Our laboratory focuses on the early detection and prevention of ovarian cancer, studies of cell growth regulation (ovarian and breast carcinomas); research into imprinted tumor suppressor genes; the manipulation of cancer autophagy and tumor dormancy; and research into the modulation of taxane, platinum and PARP (the enzyme poly ADP ribose polymerase) inhibitor sensitivity.
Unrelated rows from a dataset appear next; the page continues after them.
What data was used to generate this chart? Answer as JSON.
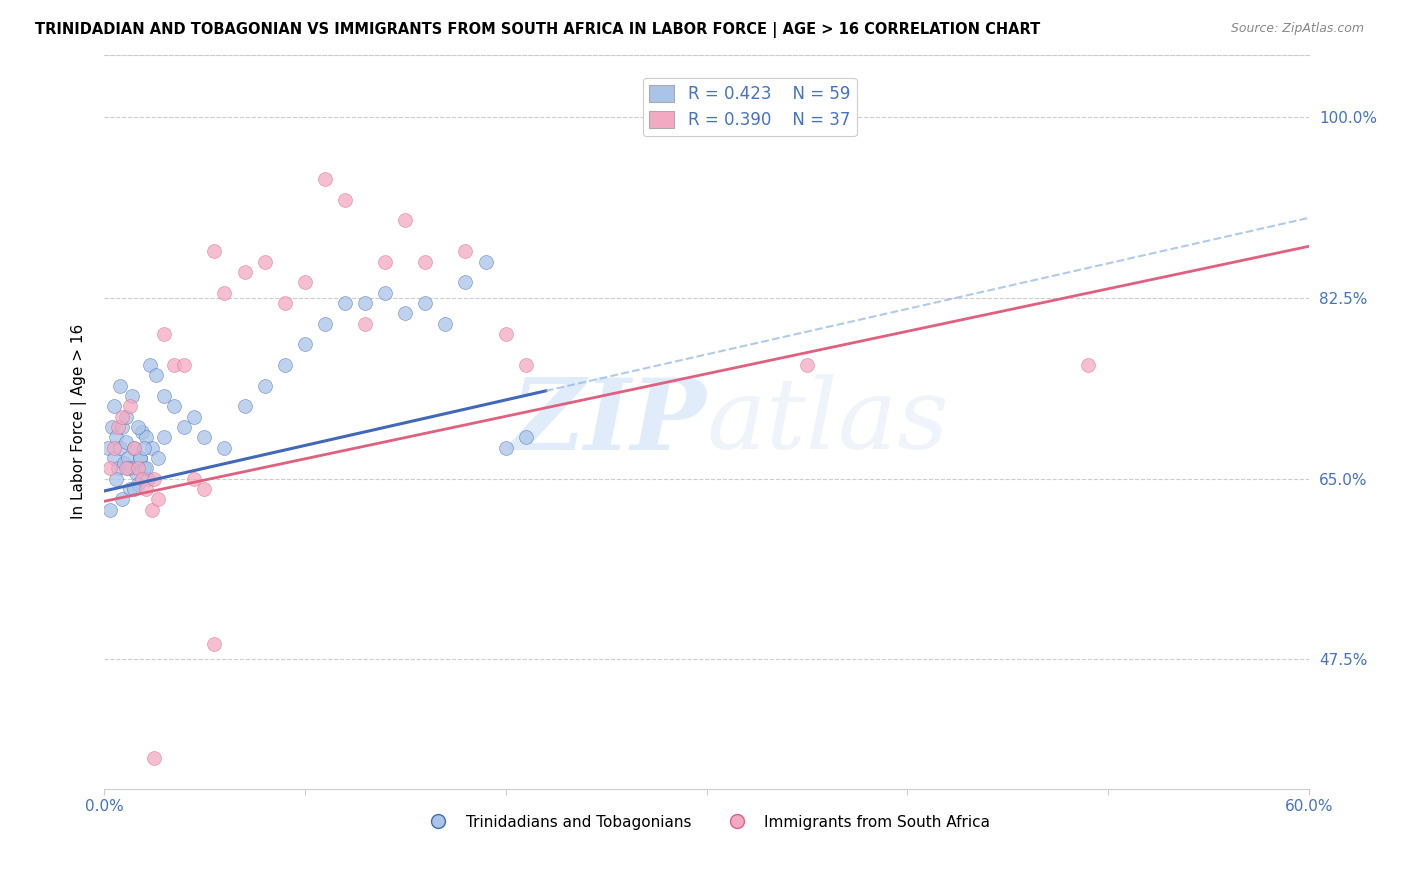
{
  "title": "TRINIDADIAN AND TOBAGONIAN VS IMMIGRANTS FROM SOUTH AFRICA IN LABOR FORCE | AGE > 16 CORRELATION CHART",
  "source": "Source: ZipAtlas.com",
  "ylabel": "In Labor Force | Age > 16",
  "xmin": 0.0,
  "xmax": 0.6,
  "ymin": 0.35,
  "ymax": 1.06,
  "yticks": [
    0.475,
    0.65,
    0.825,
    1.0
  ],
  "ytick_labels": [
    "47.5%",
    "65.0%",
    "82.5%",
    "100.0%"
  ],
  "xticks": [
    0.0,
    0.1,
    0.2,
    0.3,
    0.4,
    0.5,
    0.6
  ],
  "xtick_labels": [
    "0.0%",
    "",
    "",
    "",
    "",
    "",
    "60.0%"
  ],
  "legend_r1": "R = 0.423",
  "legend_n1": "N = 59",
  "legend_r2": "R = 0.390",
  "legend_n2": "N = 37",
  "series1_color": "#aac4e8",
  "series2_color": "#f2aac2",
  "trend1_color": "#4169b8",
  "trend2_color": "#e06080",
  "trend1_dash_color": "#90b4e0",
  "watermark_zip": "ZIP",
  "watermark_atlas": "atlas",
  "axis_color": "#4472c4",
  "blue_trend_x0": 0.0,
  "blue_trend_y0": 0.638,
  "blue_trend_x1": 0.22,
  "blue_trend_y1": 0.735,
  "blue_trend_xend": 0.6,
  "blue_trend_yend": 1.01,
  "pink_trend_x0": 0.0,
  "pink_trend_y0": 0.628,
  "pink_trend_x1": 0.6,
  "pink_trend_y1": 0.875,
  "blue_dots_x": [
    0.002,
    0.004,
    0.005,
    0.006,
    0.007,
    0.008,
    0.009,
    0.01,
    0.011,
    0.012,
    0.013,
    0.014,
    0.015,
    0.016,
    0.017,
    0.018,
    0.019,
    0.02,
    0.021,
    0.022,
    0.003,
    0.006,
    0.009,
    0.012,
    0.015,
    0.018,
    0.021,
    0.024,
    0.027,
    0.03,
    0.005,
    0.008,
    0.011,
    0.014,
    0.017,
    0.02,
    0.023,
    0.026,
    0.03,
    0.035,
    0.04,
    0.045,
    0.05,
    0.06,
    0.07,
    0.08,
    0.09,
    0.1,
    0.11,
    0.12,
    0.13,
    0.14,
    0.15,
    0.16,
    0.17,
    0.18,
    0.19,
    0.2,
    0.21
  ],
  "blue_dots_y": [
    0.68,
    0.7,
    0.67,
    0.69,
    0.66,
    0.68,
    0.7,
    0.665,
    0.685,
    0.67,
    0.64,
    0.66,
    0.68,
    0.655,
    0.645,
    0.67,
    0.695,
    0.66,
    0.69,
    0.65,
    0.62,
    0.65,
    0.63,
    0.66,
    0.64,
    0.67,
    0.66,
    0.68,
    0.67,
    0.69,
    0.72,
    0.74,
    0.71,
    0.73,
    0.7,
    0.68,
    0.76,
    0.75,
    0.73,
    0.72,
    0.7,
    0.71,
    0.69,
    0.68,
    0.72,
    0.74,
    0.76,
    0.78,
    0.8,
    0.82,
    0.82,
    0.83,
    0.81,
    0.82,
    0.8,
    0.84,
    0.86,
    0.68,
    0.69
  ],
  "pink_dots_x": [
    0.003,
    0.005,
    0.007,
    0.009,
    0.011,
    0.013,
    0.015,
    0.017,
    0.019,
    0.021,
    0.024,
    0.027,
    0.03,
    0.035,
    0.04,
    0.05,
    0.06,
    0.07,
    0.08,
    0.09,
    0.1,
    0.11,
    0.12,
    0.13,
    0.14,
    0.15,
    0.16,
    0.18,
    0.2,
    0.21,
    0.025,
    0.045,
    0.055,
    0.35,
    0.49,
    0.055,
    0.025
  ],
  "pink_dots_y": [
    0.66,
    0.68,
    0.7,
    0.71,
    0.66,
    0.72,
    0.68,
    0.66,
    0.65,
    0.64,
    0.62,
    0.63,
    0.79,
    0.76,
    0.76,
    0.64,
    0.83,
    0.85,
    0.86,
    0.82,
    0.84,
    0.94,
    0.92,
    0.8,
    0.86,
    0.9,
    0.86,
    0.87,
    0.79,
    0.76,
    0.65,
    0.65,
    0.49,
    0.76,
    0.76,
    0.87,
    0.38
  ]
}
1. Function of imprinted tumor suppressor genes that are downregulated in ovarian cancer. Our lab has characterized an imprinted tumor suppressor gene DIRAS3 (ARHI) that encodes a 26kD GTPase with 50% homology to Ras. DIRAS3 is downregulated in 60% of ovarian cancers associated with decreased disease free survival. Downregulation of DIRAS3 has been observed in cancers that arise at many sites including breast, lung, prostate, pancreas, thyroid and brain. Re-expression of DIRAS inhibits proliferation and motility, while inducing autophagy and tumor dormancy. DIRAS3 has been shown to inhibit Ras induced transformation and to disrupt Ras clustering. DIRAS3 also inhibits both PI3K and MAPK signaling and participates directly in autophagosome formation. In cell culture, expression of DIRAS3 leads to cell death, but in xenografts DIRAS expression and autophagy are associated with tumor dormancy. Our group has developed the first inducible model for tumor dormancy in ovarian cancer, permitting evaluation of novel therapy to eliminate dormant ovarian cancer cells. Currently our studies are focus on trying to determine the mechanisms underlying DIRAS3-induced autophagy and requirements for survival of dormant ovarian cancer cells.
2. Individualized enhancement of primary sensitivity to paclitaxel in different ovarian cancers. Most ovarian cancer patients receive a combination of carboplatin and paclitaxel chemotherapy, but less than half respond to paclitaxel. Enhanced response to primary chemotherapy could improve outcomes in the majority of non-responders by combining targeted therapy with paclitaxel. Through high throughput Kinome siRNA screen we identified more than 30 kinases that regulate paclitaxel sensitivity in ovarian cancer cells. Knockdown of kinases such as IKBKB and STK39 enhance paclitaxel sensitivity by increasing microtubule stability regulated by microtubule associated protein 4 (MAP4). Knockdown of kinases that modulate the pentose phosphate shunt such as PFKFB2 also enhance the response to paclitaxel in ovarian and breast cancer cells with wild type TP53. Knockdown of Salt-inducible Kinase 2 (SIK2) enhanced sensitivity to paclitaxel, inducing polyploidy and inhibiting PI3K activity. SIK2 encodes an AMP-like kinase that is overexpressed in 30% of ovarian cancers, associated with decreased survival. We discovered that SIK2 localizes to the centrosome and is required for centrosome splitting. It also regulates PI3 kinase activity and class IIa HDAC phosphorylation and nuclear localization. SIK2 has been targeted with siRNA in nanoparticles and with the low molecular weight inhibitors ARN-2236 and ARN-3261. The latter is expected to enter phase I clinical trials this year.
3. Identification of biomarkers and strategies for early detection of ovarian cancer. Having Having developed the first monoclonal antibodies that react with epithelial ovarian cancer, including OC125, my group had discovered the CA125 antigen, leading to the development of the first clinically useful biomarker for monitoring ovarian cancer. In recent years, we have identified a panel of four serum biomarkers, including CA125, which detects more than 80% of early-stage ovarian cancer. Anti-TP53 autoantibodies have been shown to detect 20% of cases missed by CA125 and to increase 8 months prior to CA125 or 22 months prior to diagnosis when CA125 is not elevated. An algorithm is being developed to include CA125, HE4, CA72.4 and autoantibodies against TP53.